Que de belles choses là-dedans qu’il fallait admirer de loin avec défense d’y toucher ! Des étoffes brochées, des rubans à ramages, des dentelles que la vieillesse avait précieusement jaunies, de frêles éventails d’écaille, des bijoux à l’ancienne mode ; que sais-je encore ? Des bourses en perles, des reliquaires ayant la forme d’un cœur où de petits os blancs s’encadraient, fixés d’un peu de gomme, au milieu d’arabesques de papier doré, des boîtes à bonbons faites en peau de bergamotte, et d’autres boîtes recouvertes d’un verre bombé sous lequel, sculptés dans la cire, avec leurs moutons et leurs bergères, à travers les prés et les vallons d’un paysage chimérique, des bergers galants se promenaient.

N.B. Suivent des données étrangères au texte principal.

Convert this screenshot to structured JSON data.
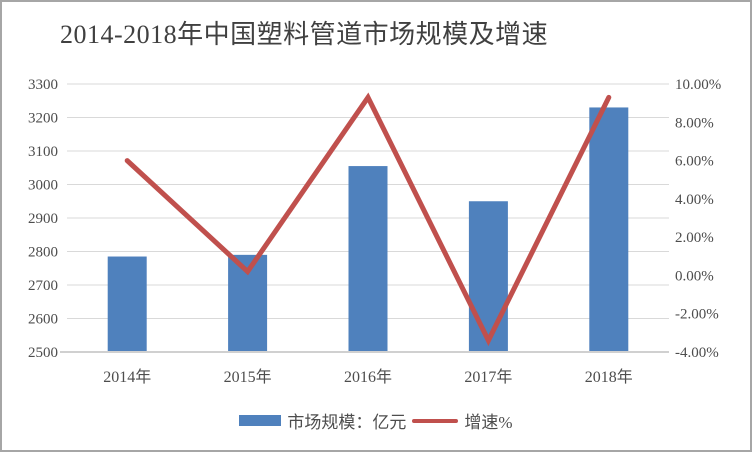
{
  "frame": {
    "background": "#FFFFFF",
    "border_color": "#A6A6A6"
  },
  "title": {
    "text": "2014-2018年中国塑料管道市场规模及增速",
    "color": "#404040"
  },
  "legend": {
    "position": "bottom",
    "items": [
      {
        "swatch": "bar",
        "label": "市场规模：亿元",
        "color": "#4F81BD"
      },
      {
        "swatch": "line",
        "label": "增速%",
        "color": "#C0504D"
      }
    ]
  },
  "chart_data": {
    "type": "combo",
    "title": "2014-2018年中国塑料管道市场规模及增速",
    "categories": [
      "2014年",
      "2015年",
      "2016年",
      "2017年",
      "2018年"
    ],
    "series": [
      {
        "name": "市场规模：亿元",
        "type": "bar",
        "axis": "left",
        "color": "#4F81BD",
        "values": [
          2785,
          2790,
          3055,
          2950,
          3230
        ]
      },
      {
        "name": "增速%",
        "type": "line",
        "axis": "right",
        "color": "#C0504D",
        "values": [
          6.0,
          0.2,
          9.3,
          -3.4,
          9.3
        ]
      }
    ],
    "left_axis": {
      "min": 2500,
      "max": 3300,
      "step": 100,
      "tick_labels": [
        "3300",
        "3200",
        "3100",
        "3000",
        "2900",
        "2800",
        "2700",
        "2600",
        "2500"
      ]
    },
    "right_axis": {
      "min": -4,
      "max": 10,
      "step": 2,
      "tick_labels": [
        "10.00%",
        "8.00%",
        "6.00%",
        "4.00%",
        "2.00%",
        "0.00%",
        "-2.00%",
        "-4.00%"
      ]
    },
    "grid": true,
    "legend_position": "bottom",
    "gridline_color": "#D9D9D9",
    "axisline_color": "#D0D0D0",
    "label_color": "#4D4D4D"
  }
}
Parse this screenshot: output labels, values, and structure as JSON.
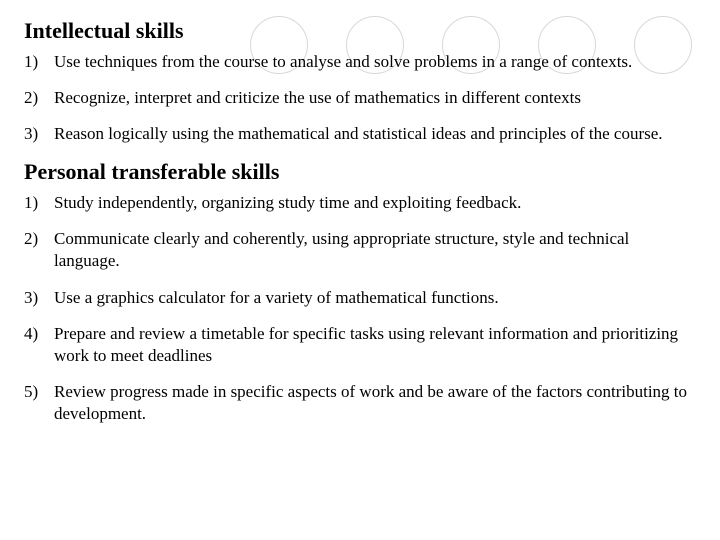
{
  "decor": {
    "circle_count": 5,
    "circle_border_color": "#d8d8d8"
  },
  "sections": [
    {
      "heading": "Intellectual skills",
      "heading_fontsize": 22,
      "items": [
        {
          "num": "1)",
          "text": "Use techniques from the course to analyse and solve problems in a range of contexts."
        },
        {
          "num": "2)",
          "text": " Recognize, interpret and criticize the use of mathematics in different contexts"
        },
        {
          "num": "3)",
          "text": " Reason logically using the mathematical and statistical ideas and principles of the course."
        }
      ]
    },
    {
      "heading": "Personal transferable skills",
      "heading_fontsize": 22,
      "items": [
        {
          "num": "1)",
          "text": "Study independently, organizing study time and exploiting feedback."
        },
        {
          "num": "2)",
          "text": " Communicate clearly and coherently, using appropriate structure, style and technical language."
        },
        {
          "num": "3)",
          "text": " Use a graphics calculator for a variety of mathematical functions."
        },
        {
          "num": "4)",
          "text": " Prepare and review a timetable for specific tasks using relevant information and prioritizing work to meet deadlines"
        },
        {
          "num": "5)",
          "text": " Review progress made in specific aspects of work and be aware of the factors contributing to development."
        }
      ]
    }
  ],
  "colors": {
    "background": "#ffffff",
    "text": "#000000"
  },
  "typography": {
    "font_family": "Times New Roman",
    "body_fontsize": 17,
    "heading_weight": "bold"
  }
}
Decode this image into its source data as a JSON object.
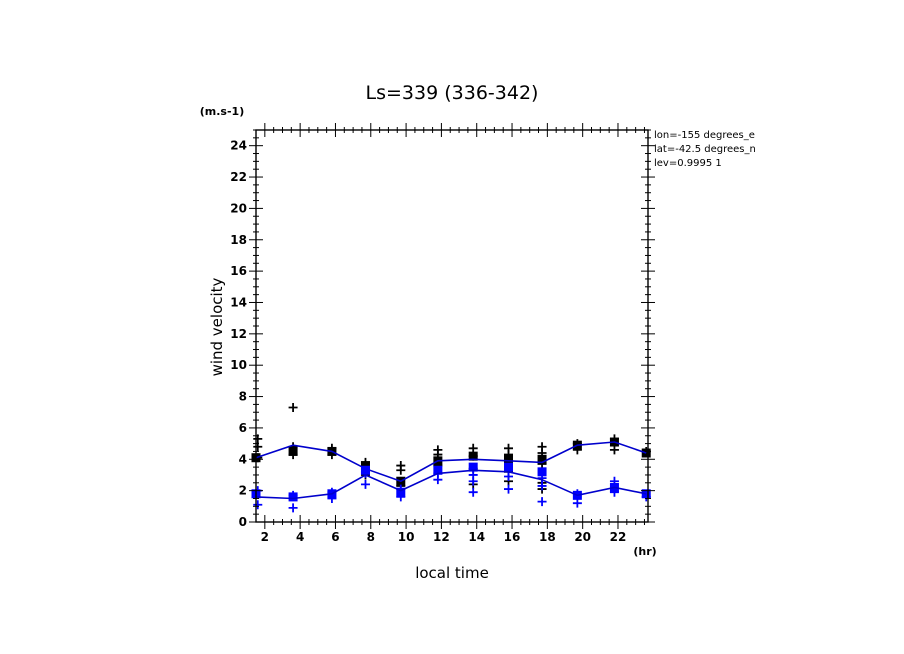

Et ces menus riens d’autrefois si bien en harmonie avec la physionomie doucement attristée de cousine Annette et l’ameublement de ce logis silencieux, éclairé à peine, où depuis soixante ans n’était pas entré un objet nouveau, nous inspiraient un sentiment confus d’admiration et de respect.
Néanmoins, la merveille toujours nouvelle, c’était encore le kaléidoscope.
D’où venait-il ? De qui le tenait cousine Annette ? Peu importe ! mais je le revois tel qu’il était avec son cornet en carton revêtu d’un papier aux gaufrures ternies. Je crois entendre le petit bruit sec que faisaient à chaque transformation, en se groupant, les perles, les paillons et les fragments de verres rouges et brillants comme des pépins de grenade.
Retenant notre souffle, l’un après l’autre, l’œil appliqué à la lentille, nous admirions naître, mourir, et naître encore, tandis que le cornet tournait, ces innombrables figures pareilles à celles qu’on voit flotter en rêve. Nous ne comprenions rien au miracle, et notre plaisir se mêlait d’un peu de mystérieuse terreur.
Je croyais le kaléidoscope disparu, hélas ! avec les chevaux bleus, les violons rouges, les grenouilles sauteuses et les forgerons en bois verni.
Eh bien ! non ; cette année un hasard m’en réservait la surprise.
L’autre jour, en plein boulevard, entre un marchand de locomotives à ressorts et un débitant de cris du Bulgare, j’ai cru reconnaître — ne me trompai-je point ? — mon kaléidoscope d’autrefois, et non pas un, mais cinquante, mais cent, tout un stock de kaléidoscopes. Je ne me trompais pas : c’était bien le même avec le même papier ancien qu’égaie une vague dorure et au dedans les mêmes dessins capricieux et fugitifs.
J’en achetai quelques-uns qui obtinrent, les témoins sont là ! un joli succès d’étrennes. J’aurais dû dévaliser la boutique. Car, retournant le lendemain pour renouveler ma provision, j’ai trouvé la place vide.
Saint Sylvestre — ce marchand ne pouvait être que mon saint Sylvestre — avait disparu le jour de l’an une fois passé, à son habitude.
Et maintenant, sans doute, avec la carriole et l’âne, il regagne — bon quincaillier coiffé de l’auréole — ses magasins du ciel par le chemin de Saint-Jacques qui serpente là-haut, dans les étoiles, large et blanc comme une grand’route.